The network is built around GDP-compliant handling — referring to Good Distribution Practice requirements for medicinal products — across more than 30 aviation hubs and gateways, with DHL aiming to reduce reliance on third-party carriers and commercial belly capacity. That approach is intended to tighten temperature control during transfers, cut exposure to capacity shocks, and reduce the probability of excursions that trigger product quarantine, investigation, or write-offs.
Operationally, the BRU–CVG lane is designed to connect two established life sciences clusters without routing flows through congested coastal gateways. DHL is using a dedicated Boeing 777 freighter on the sector, with the aircraft carrying a “DHL Health Logistics” livery.
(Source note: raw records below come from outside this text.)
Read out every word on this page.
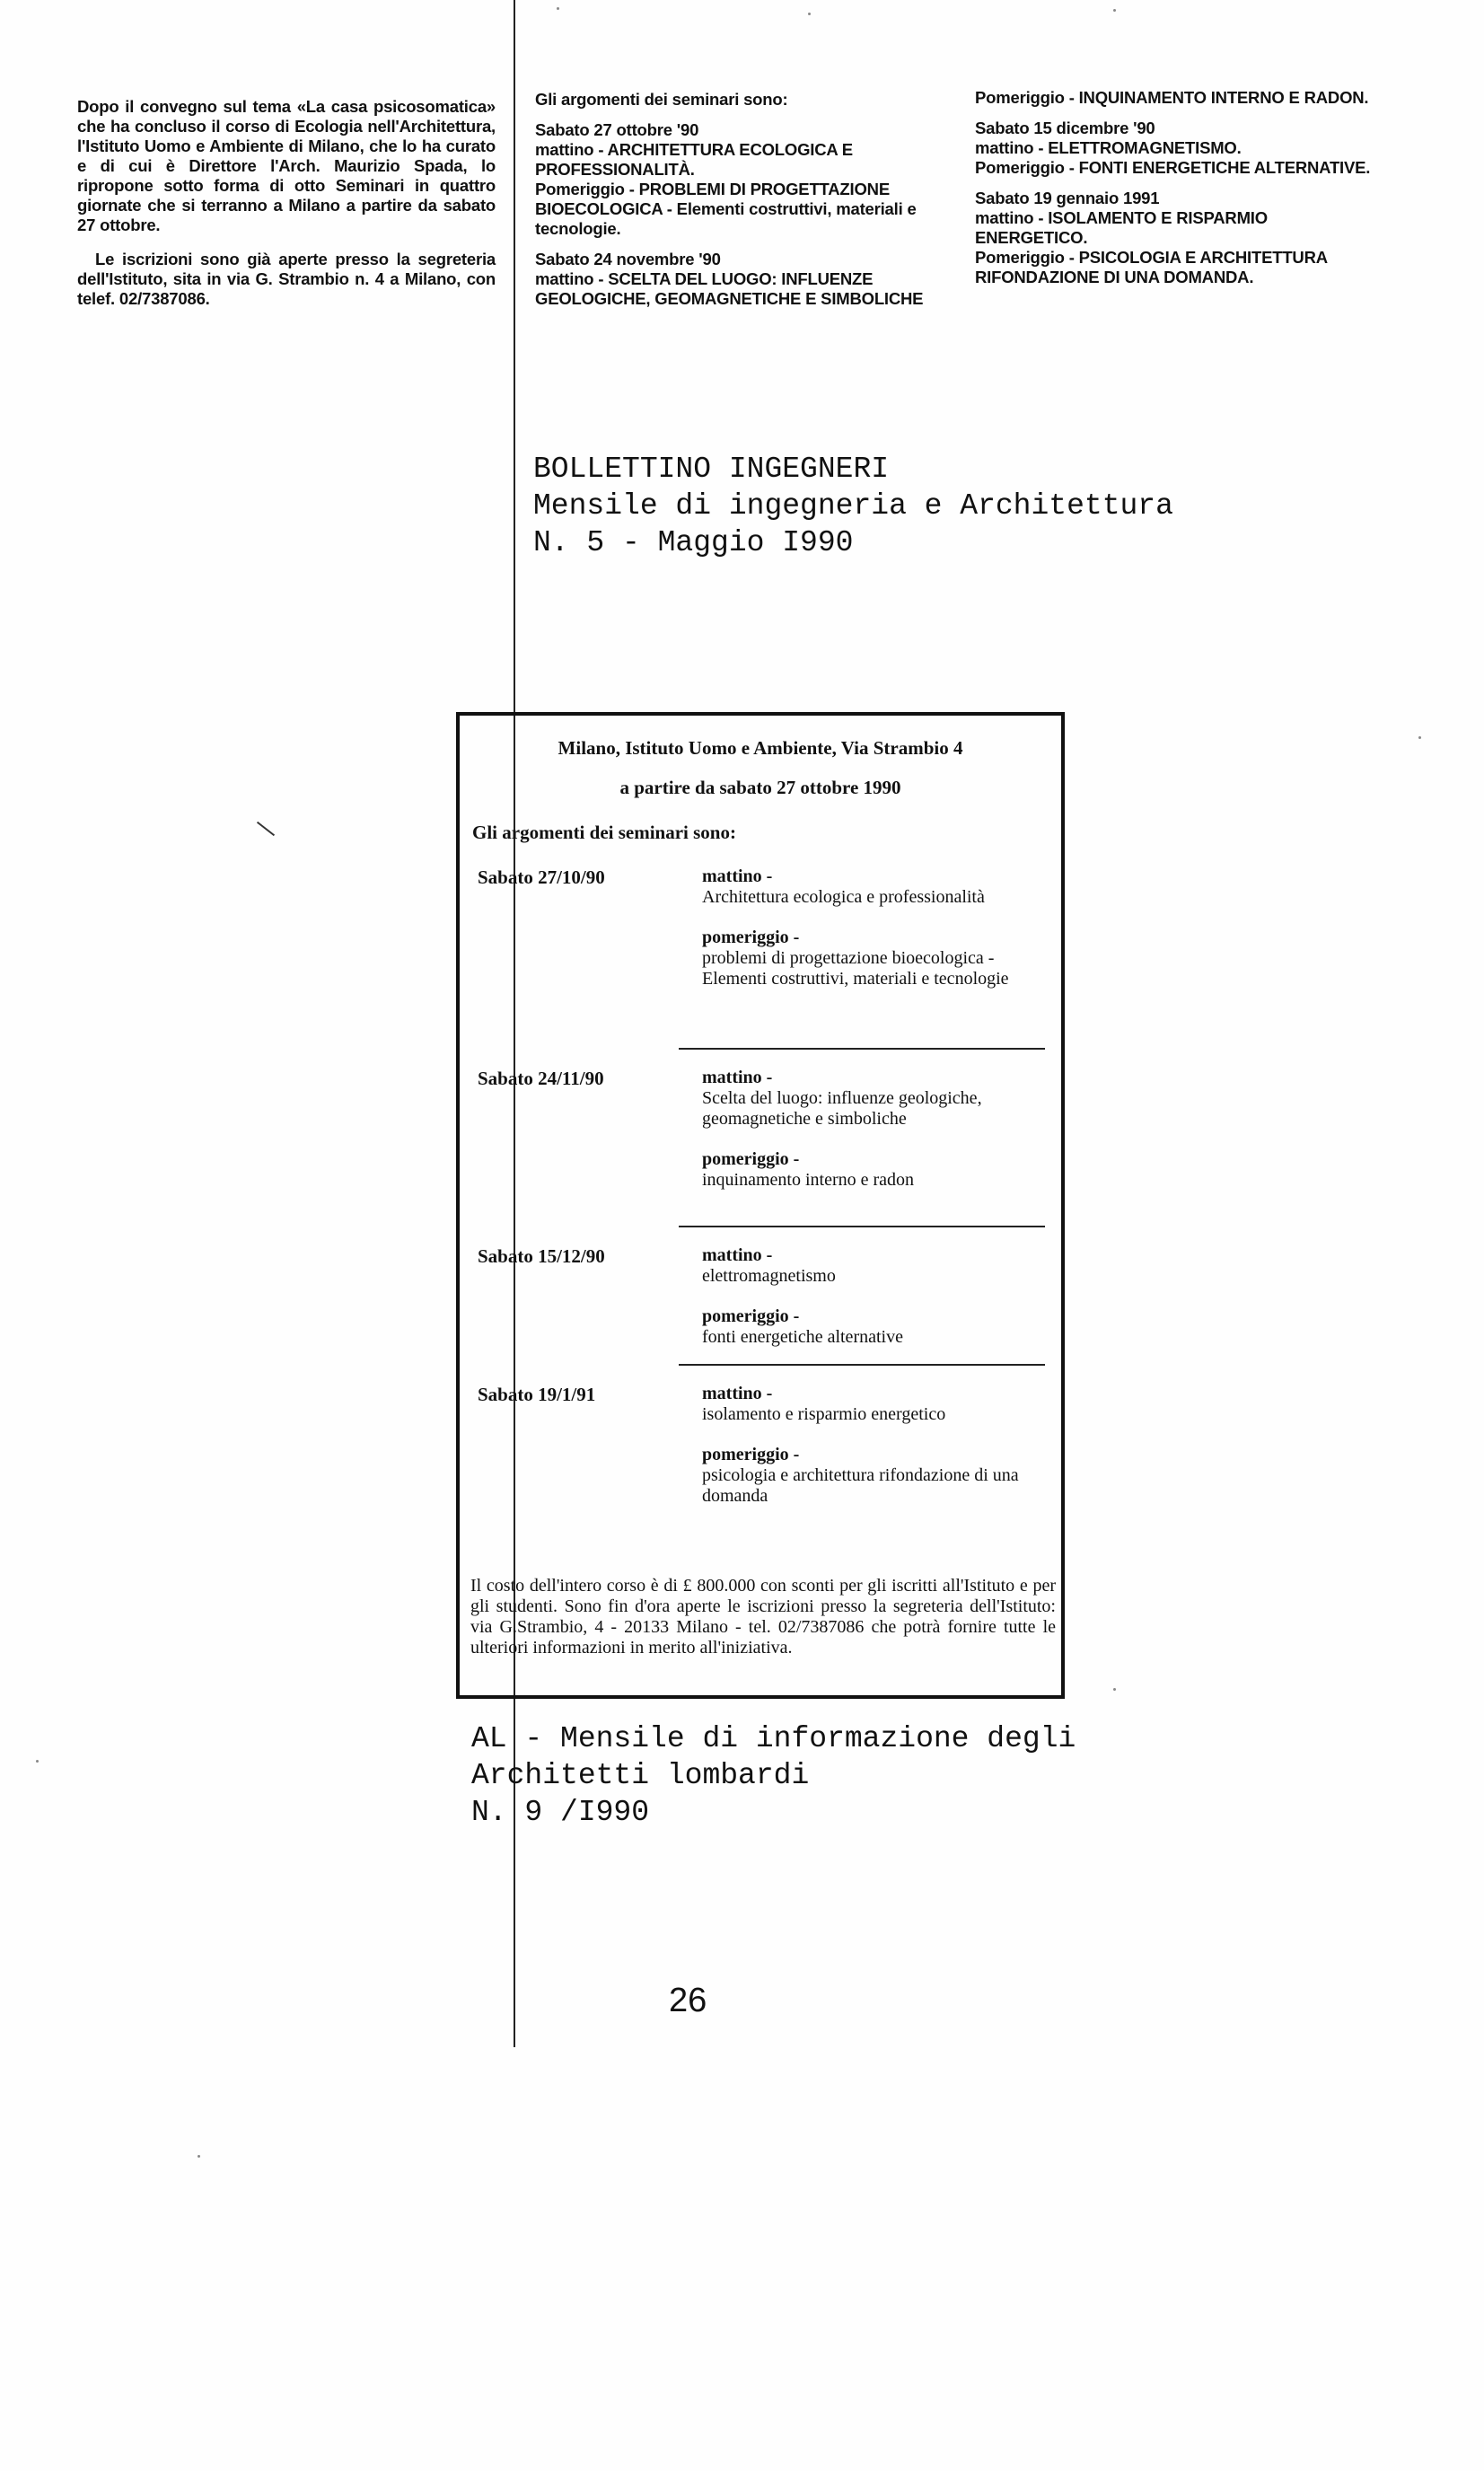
Dopo il convegno sul tema «La casa psicosomatica» che ha concluso il corso di Ecologia nell'Architettura, l'Istituto Uomo e Ambiente di Milano, che lo ha curato e di cui è Direttore l'Arch. Maurizio Spada, lo ripropone sotto forma di otto Seminari in quattro giornate che si terranno a Milano a partire da sabato 27 ottobre.

Le iscrizioni sono già aperte presso la segreteria dell'Istituto, sita in via G. Strambio n. 4 a Milano, con telef. 02/7387086.

Gli argomenti dei seminari sono:

Sabato 27 ottobre '90
mattino - ARCHITETTURA ECOLOGICA E PROFESSIONALITÀ.

Pomeriggio - PROBLEMI DI PROGETTAZIONE BIOECOLOGICA - Elementi costruttivi, materiali e tecnologie.

Sabato 24 novembre '90
mattino - SCELTA DEL LUOGO: INFLUENZE GEOLOGICHE, GEOMAGNETICHE E SIMBOLICHE

Pomeriggio - INQUINAMENTO INTERNO E RADON.

Sabato 15 dicembre '90
mattino - ELETTROMAGNETISMO.

Pomeriggio - FONTI ENERGETICHE ALTERNATIVE.

Sabato 19 gennaio 1991
mattino - ISOLAMENTO E RISPARMIO ENERGETICO.
Pomeriggio - PSICOLOGIA E ARCHITETTURA RIFONDAZIONE DI UNA DOMANDA.
BOLLETTINO INGEGNERI
Mensile di ingegneria e Architettura
N. 5 - Maggio I990
Milano, Istituto Uomo e Ambiente, Via Strambio 4
a partire da sabato 27 ottobre 1990
Gli argomenti dei seminari sono:
Sabato 27/10/90	mattino -
Architettura ecologica e professionalità
pomeriggio -
problemi di progettazione bioecologica - Elementi costruttivi, materiali e tecnologie
Sabato 24/11/90	mattino -
Scelta del luogo: influenze geologiche, geomagnetiche e simboliche
pomeriggio -
inquinamento interno e radon
Sabato 15/12/90	mattino -
elettromagnetismo
pomeriggio -
fonti energetiche alternative
Sabato 19/1/91	mattino -
isolamento e risparmio energetico
pomeriggio -
psicologia e architettura rifondazione di una domanda
Il costo dell'intero corso è di £ 800.000 con sconti per gli iscritti all'Istituto e per gli studenti. Sono fin d'ora aperte le iscrizioni presso la segreteria dell'Istituto: via G.Strambio, 4 - 20133 Milano - tel. 02/7387086 che potrà fornire tutte le ulteriori informazioni in merito all'iniziativa.
AL - Mensile di informazione degli
Architetti lombardi
N. 9 /I990
26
The branding is incidental; the practical change is predictable, bookable capacity on a corridor DHL describes as critical for pharma, including high-value, time-critical therapies that are increasingly shipped under narrow temperature bands and strict time windows.
At Brussels, the route is supported by pharma-only zones at BRUcargo totalling 45,000 square metres, providing dedicated handling space intended to limit cross-contamination risk, manage segregation, and maintain stable environments through build-up and break-down. DHL is also arguing that tighter process control reduces the need for heavy passive packaging and refrigerated containers on every movement, shifting cost and complexity away from packaging intensity and towards facility capability and operating discipline.
DHL has said further expansion will prioritise key healthcare markets including India, Singapore, Japan, South Korea, Brazil, the United States, Germany, and Ireland, as additional routes are rolled into the dedicated network.